On the Boeing’s, you stop a runaway trim by flipping the Stab Trim cutout switches. This kills hydraulic power to the stab motors. Then you trim with the alternate trim, which is an electric trim.
When I get to work, I’ll see what Airbus and Douglas did, but I can’t imagine it’s much different.
On the MD-11 both the suitcase handles and the trim switches on the control wheel go to the same primary trim control valves. The suitcase handles are just a mechanical backup in case of an electric or electronic failure. I've never tried to override the solenoids with the suitcase handles, but from looking at the schematic it appears the mechanical controls should be able to override the electronic controls.
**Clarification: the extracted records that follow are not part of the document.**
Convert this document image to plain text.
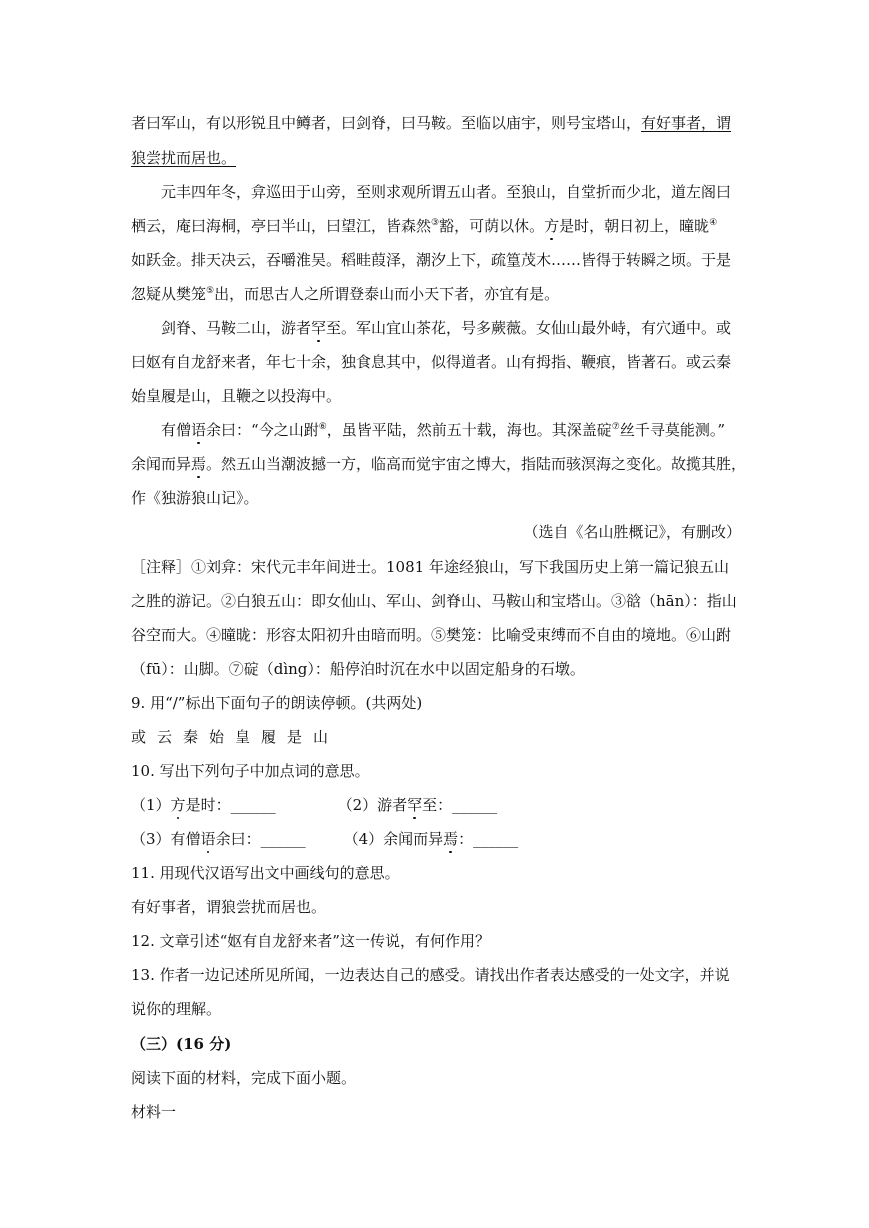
者曰军山，有以形锐且中鳟者，曰剑脊，曰马鞍。至临以庙宇，则号宝塔山，有好事者，谓
狼尝扰而居也。
元丰四年冬，弇巡田于山旁，至则求观所谓五山者。至狼山，自堂折而少北，道左阁曰
栖云，庵曰海桐，亭曰半山，曰望江，皆森然③豁，可荫以休。方是时，朝日初上，曈昽④
如跃金。排天决云，吞嚼淮吴。稻畦葭泽，潮汐上下，疏篁茂木……皆得于转瞬之顷。于是
忽疑从樊笼⑤出，而思古人之所谓登泰山而小天下者，亦宜有是。
剑脊、马鞍二山，游者罕至。军山宜山茶花，号多蕨薇。女仙山最外峙，有穴通中。或
曰妪有自龙舒来者，年七十余，独食息其中，似得道者。山有拇指、鞭痕，皆著石。或云秦
始皇履是山，且鞭之以投海中。
有僧语余曰：“今之山跗⑥，虽皆平陆，然前五十载，海也。其深盖碇⑦丝千寻莫能测。”
余闻而异焉。然五山当潮波撼一方，临高而觉宇宙之博大，指陆而骇溟海之变化。故揽其胜，
作《独游狼山记》。
（选自《名山胜概记》，有删改）
［注释］①刘弇：宋代元丰年间进士。1081 年途经狼山，写下我国历史上第一篇记狼五山
之胜的游记。②白狼五山：即女仙山、军山、剑脊山、马鞍山和宝塔山。③谽（hān）：指山
谷空而大。④曈昽：形容太阳初升由暗而明。⑤樊笼：比喻受束缚而不自由的境地。⑥山跗
（fū）：山脚。⑦碇（dìng）：船停泊时沉在水中以固定船身的石墩。
9. 用“/”标出下面句子的朗读停顿。(共两处)
或云秦始皇履是山
10. 写出下列句子中加点词的意思。
（1）方是时：______	（2）游者罕至：______
（3）有僧语余曰：______	（4）余闻而异焉：______
11. 用现代汉语写出文中画线句的意思。
有好事者，谓狼尝扰而居也。
12. 文章引述“妪有自龙舒来者”这一传说，有何作用？
13. 作者一边记述所见所闻，一边表达自己的感受。请找出作者表达感受的一处文字，并说
说你的理解。
（三）(16 分)
阅读下面的材料，完成下面小题。
材料一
So in case of a runaway due to a fault in the electronic controls all you can do is move the suitcase handles the other way or split them to stop the uncommanded trim and then open the circuit breaker hoping the manual trim switches caused the runaway and not the automatic trim, as the automatic trim signals come directly from the Flight Control Computers without a circuit breaker or cutout switch in between.
There's no backup in case of a hydraulic failure, so a scenario where you're left with no flight controls but stabilizer trim cannot exist (at least I can't think of one).
This system looks pretty unsafe from just looking at the schematics, with no backup in case of a hydraulic failure and no way to inhibit automatic trim... clearly designed in another time. But still, I've not heard of a DC-10 or MD-11 accident due to stabilizer runaway. Anyone?
I would be interested in a pilots perspective and what the actual procedures are in case of a stabilizer runaway on the MD-11 or DC-10. At the moment all I can do is look at the schematics and system descriptions.